IFRS第16号のリース期間に自動更新が含まれないケース

自動更新条項が契約上存在していても、「借り手側が自動更新を行わないことが合理的に確実である」場合は、その更新期間をリース期間に含めないことがあります。

例えば、リース物件の老朽化や技術的な陳腐化が進み、契約満了後に使い続けるメリットが低い場合や、契約が終了する時点で代替手段を確保することがすでに決まっている場合などが該当します。

また、自動更新自体が法的に無効、もしくは実際には適用されていないと判断される場合も、リース期間に延長分を含めません。自動更新が行われる可能性がどの程度あるのかを企業が合理的に判断することが重要です。合理的判断には、過去の契約更新実績やコスト比較など多角的な分析が含まれます。

IFRS第16号のリース期間の自動更新に関する会計処理

IFRS第16号においてはリース期間に自動更新が含まれる場合と含まれない場合で、使用権資産、リース負債の計上額や償却・利息費用の計上タイミングが変わります。以下では、それぞれの具体的な会計処理を解説します。

リース期間に自動更新が含まれる場合の会計処理

自動更新が含まれる場合、企業はリース期間を延長オプションの行使期間まで含めて計算します。具体的には、延長後の期間を含むリース料の合計を現在価値に割り引き、リース負債として計上するとともに、同額を使用権資産として認識します。その後、リース負債は金利による増加(利息費用)と支払いによる減少を通じて償却され、使用権資産は定額法などで減価償却されます。

リース期間に自動更新が含まれない場合の会計処理

自動更新が含まれないと判断した場合、リース期間は基本契約の期間あるいは解約不可となっている期間に限定されます。そのため、計上するリース負債と使用権資産の金額は契約書に明示された期間分に基づいて算定されます。

もし後日、延長オプションを実際に行使することになった場合や自動更新が実質的に生じる状況になった場合には、IFRS第16号の規定に従ってリース期間を再評価し、会計処理を修正することが必要です。

IFRS第16号のリース期間の自動更新に関する注意点

IFRS第16号のリース期間における自動更新の判断は、借り手側が将来の契約延長の可能性を「合理的に確実であると判断するかどうか」が重要となります。これを裏付ける要素として、過去の実績、物件の使用状況、契約違約金やペナルティの有無などが挙げられます。

また、判断時点での状況が変化した場合には、リース期間を再評価し、使用権資産やリース負債の残額を修正しなければなりません。

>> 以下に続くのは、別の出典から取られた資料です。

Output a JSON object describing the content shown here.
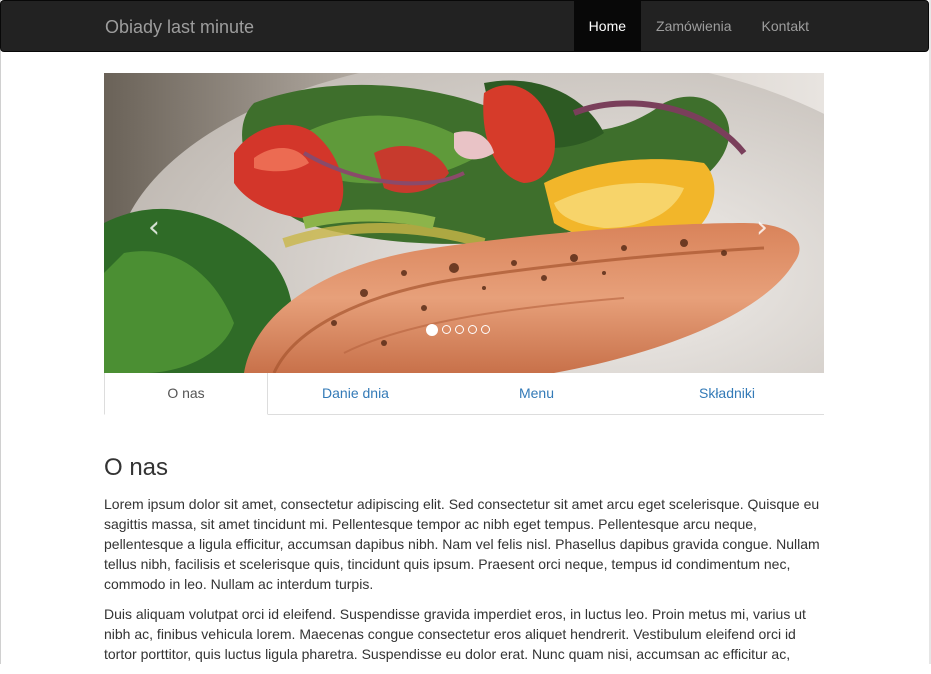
{
  "navbar": {
    "brand": "Obiady last minute",
    "items": [
      {
        "label": "Home",
        "active": true
      },
      {
        "label": "Zamówienia",
        "active": false
      },
      {
        "label": "Kontakt",
        "active": false
      }
    ]
  },
  "carousel": {
    "slide_count": 5,
    "active_index": 0,
    "prev_glyph": "‹",
    "next_glyph": "›"
  },
  "tabs": [
    {
      "label": "O nas",
      "active": true
    },
    {
      "label": "Danie dnia",
      "active": false
    },
    {
      "label": "Menu",
      "active": false
    },
    {
      "label": "Składniki",
      "active": false
    }
  ],
  "content": {
    "heading": "O nas",
    "paragraph1": "Lorem ipsum dolor sit amet, consectetur adipiscing elit. Sed consectetur sit amet arcu eget scelerisque. Quisque eu sagittis massa, sit amet tincidunt mi. Pellentesque tempor ac nibh eget tempus. Pellentesque arcu neque, pellentesque a ligula efficitur, accumsan dapibus nibh. Nam vel felis nisl. Phasellus dapibus gravida congue. Nullam tellus nibh, facilisis et scelerisque quis, tincidunt quis ipsum. Praesent orci neque, tempus id condimentum nec, commodo in leo. Nullam ac interdum turpis.",
    "paragraph2": "Duis aliquam volutpat orci id eleifend. Suspendisse gravida imperdiet eros, in luctus leo. Proin metus mi, varius ut nibh ac, finibus vehicula lorem. Maecenas congue consectetur eros aliquet hendrerit. Vestibulum eleifend orci id tortor porttitor, quis luctus ligula pharetra. Suspendisse eu dolor erat. Nunc quam nisi, accumsan ac efficitur ac,"
  },
  "colors": {
    "navbar_bg": "#222222",
    "link": "#337ab7",
    "text": "#333333"
  }
}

誤った期間設定は財務諸表に大きな影響を与えるため、定期的な検証と社内承認フローの整備が求められます。

IFRS第16号のリース期間の変更(再評価)とは

リース期間の変更(再評価)とは、契約条件や借り手側の判断が変化した場合に、リース期間やリース料を再度見積もりするプロセスです。延長オプションを行使すること、または解約オプションを行使しないことが合理的に確実になったといった状況であれば、リース負債と使用権資産を再度計算し直す必要があります。

IFRS第16号ではリース期間を正しく把握することが重要

リース契約に自動更新や延長オプションが含まれている場合、IFRS第16号ではそれらをリース期間に含めるかどうか慎重に判断し、会計処理に反映する必要があります。自動更新を見落とすと、使用権資産やリース負債を過少計上してしまい、財務諸表の信頼性を損なうおそれがあるためです。

また、定期的に社内外の状況を見直すことで、実態に合ったリース期間へ修正でき、適切な財務報告と経営管理が行いやすくなります。リース契約の更新時や事業方針の変化に伴い、早めの段階でリース期間の再評価を行うことが重要です。